January 20, 2011

A great Australian ritual

I’ve had this cartoon pinned up in my work station since I first saw it in 2005. On Australia Day we wear our national identity and symbols lightly.

Australia Day is not an occasion for great rhetoric or formal ceremony. Rather we mark the day in thousands of small and large events across the nation. We get together with family, friends, neighbours and even strangers to celebrate the great fortune of being Australian.

Our other national day, ANZAC Day, has strong symbols: the digger, bugle call, wreaths and rosemary, even a biscuit. Australia Day has never had a civic ritual which binds the occasion. Australia was not born in revolution and our independence from Britain has been a slow evolution. It could be argued our independence is not yet complete for our head of state is not an Australian citizen.

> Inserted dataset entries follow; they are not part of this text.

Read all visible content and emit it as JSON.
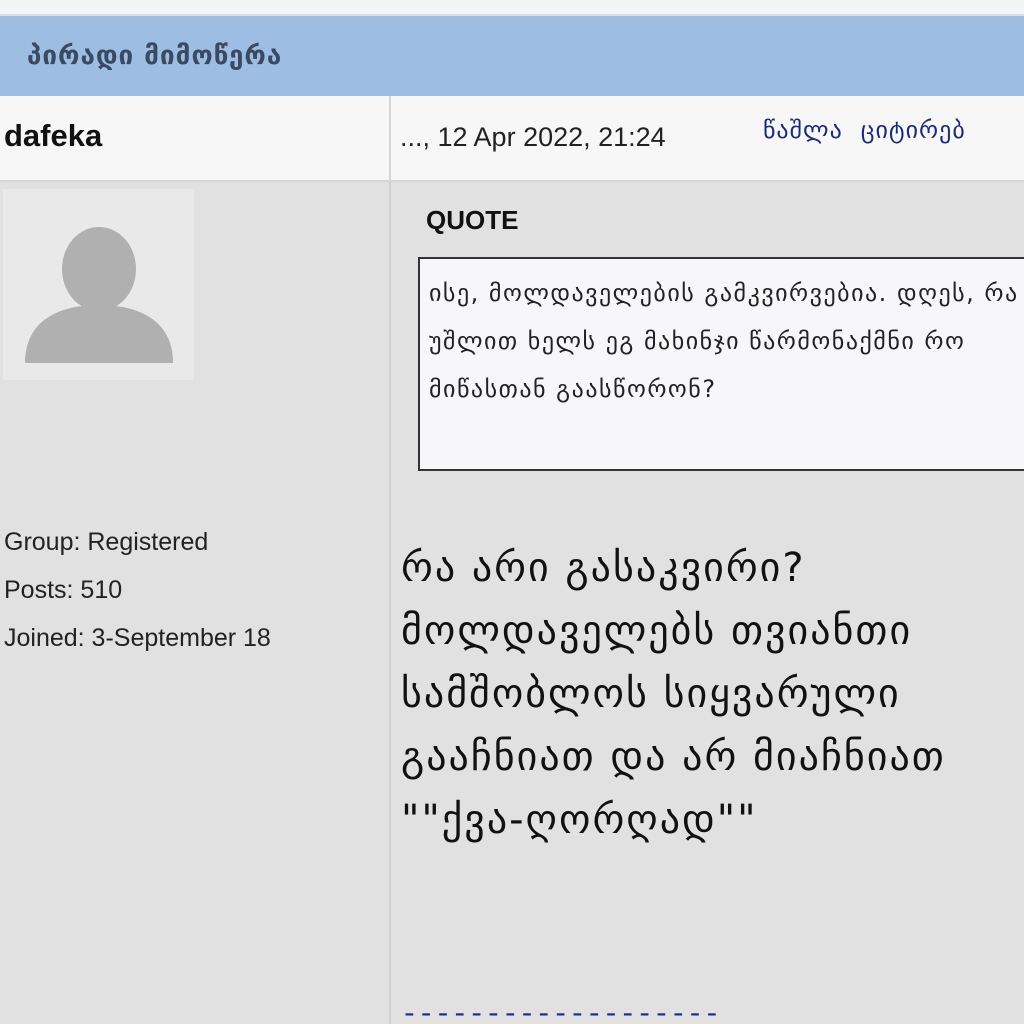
{
  "header": {
    "title": "პირადი მიმოწერა"
  },
  "post": {
    "author": "dafeka",
    "date": "..., 12 Apr 2022, 21:24",
    "actions": [
      {
        "label": "წაშლა"
      },
      {
        "label": "ციტირებ"
      }
    ],
    "author_info": {
      "group": "Group: Registered",
      "posts": "Posts: 510",
      "joined": "Joined: 3-September 18"
    },
    "quote": {
      "label": "QUOTE",
      "text": "ისე, მოლდაველების გამკვირვებია. დღეს, რა უშლით ხელს ეგ მახინჯი წარმონაქმნი რო მიწასთან გაასწორონ?"
    },
    "body": "რა არი გასაკვირი? მოლდაველებს თვიანთი სამშობლოს სიყვარული გააჩნიათ და არ მიაჩნიათ \"\"ქვა-ღორღად\"\"",
    "signature_divider": "-------------------"
  },
  "colors": {
    "title_bar": "#9ebde2",
    "background": "#e0e1e0",
    "link": "#1b2b7a"
  }
}
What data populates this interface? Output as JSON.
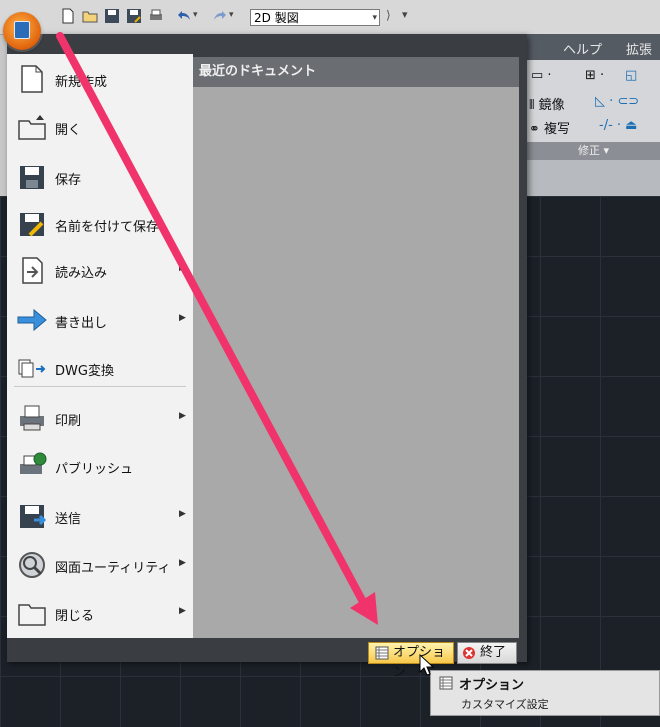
{
  "qat": {
    "workspace": "2D 製図"
  },
  "ribbon": {
    "tabs": [
      "ヘルプ",
      "拡張"
    ],
    "tools": [
      {
        "label": "鏡像"
      },
      {
        "label": "複写"
      }
    ],
    "panel_title": "修正"
  },
  "menu": {
    "items": [
      {
        "label": "新規作成",
        "icon": "new-document-icon",
        "submenu": false
      },
      {
        "label": "開く",
        "icon": "open-folder-icon",
        "submenu": false
      },
      {
        "label": "保存",
        "icon": "save-disk-icon",
        "submenu": false
      },
      {
        "label": "名前を付けて保存",
        "icon": "save-as-icon",
        "submenu": false
      },
      {
        "label": "読み込み",
        "icon": "import-icon",
        "submenu": true
      },
      {
        "label": "書き出し",
        "icon": "export-arrow-icon",
        "submenu": true
      },
      {
        "label": "DWG変換",
        "icon": "dwg-convert-icon",
        "submenu": false
      },
      {
        "label": "印刷",
        "icon": "printer-icon",
        "submenu": true
      },
      {
        "label": "パブリッシュ",
        "icon": "publish-icon",
        "submenu": false
      },
      {
        "label": "送信",
        "icon": "send-icon",
        "submenu": true
      },
      {
        "label": "図面ユーティリティ",
        "icon": "drawing-utilities-icon",
        "submenu": true
      },
      {
        "label": "閉じる",
        "icon": "close-folder-icon",
        "submenu": true
      }
    ],
    "recent_header": "最近のドキュメント",
    "options_label": "オプション",
    "exit_label": "終了"
  },
  "tooltip": {
    "title": "オプション",
    "description": "カスタマイズ設定"
  },
  "colors": {
    "annotation_arrow": "#f0336a",
    "options_highlight": "#f7c94c"
  }
}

Our pragmatic evolution as a nation has left us no legacy of symbolic civic ritual. We cannot read a declaration of independence, we cannot celebrate the defeat of an enemy, and we cannot celebrate national unification. What we do have is the freedom to celebrate our national day in any manner we wish – from going to the beach to watching the big concert on the ABC or perhaps attending a citizenship ceremony.

We do not need elaborate rituals for our authentic celebration - we simply get together in groups large and small to celebrate Australia and being Australian.

Arthur Phillip had been at sea for eight and a half months and surely needed to take the day off on 26 January 1788. Two hundred and twenty three years later a public holiday on our national day has become our authentic ritual.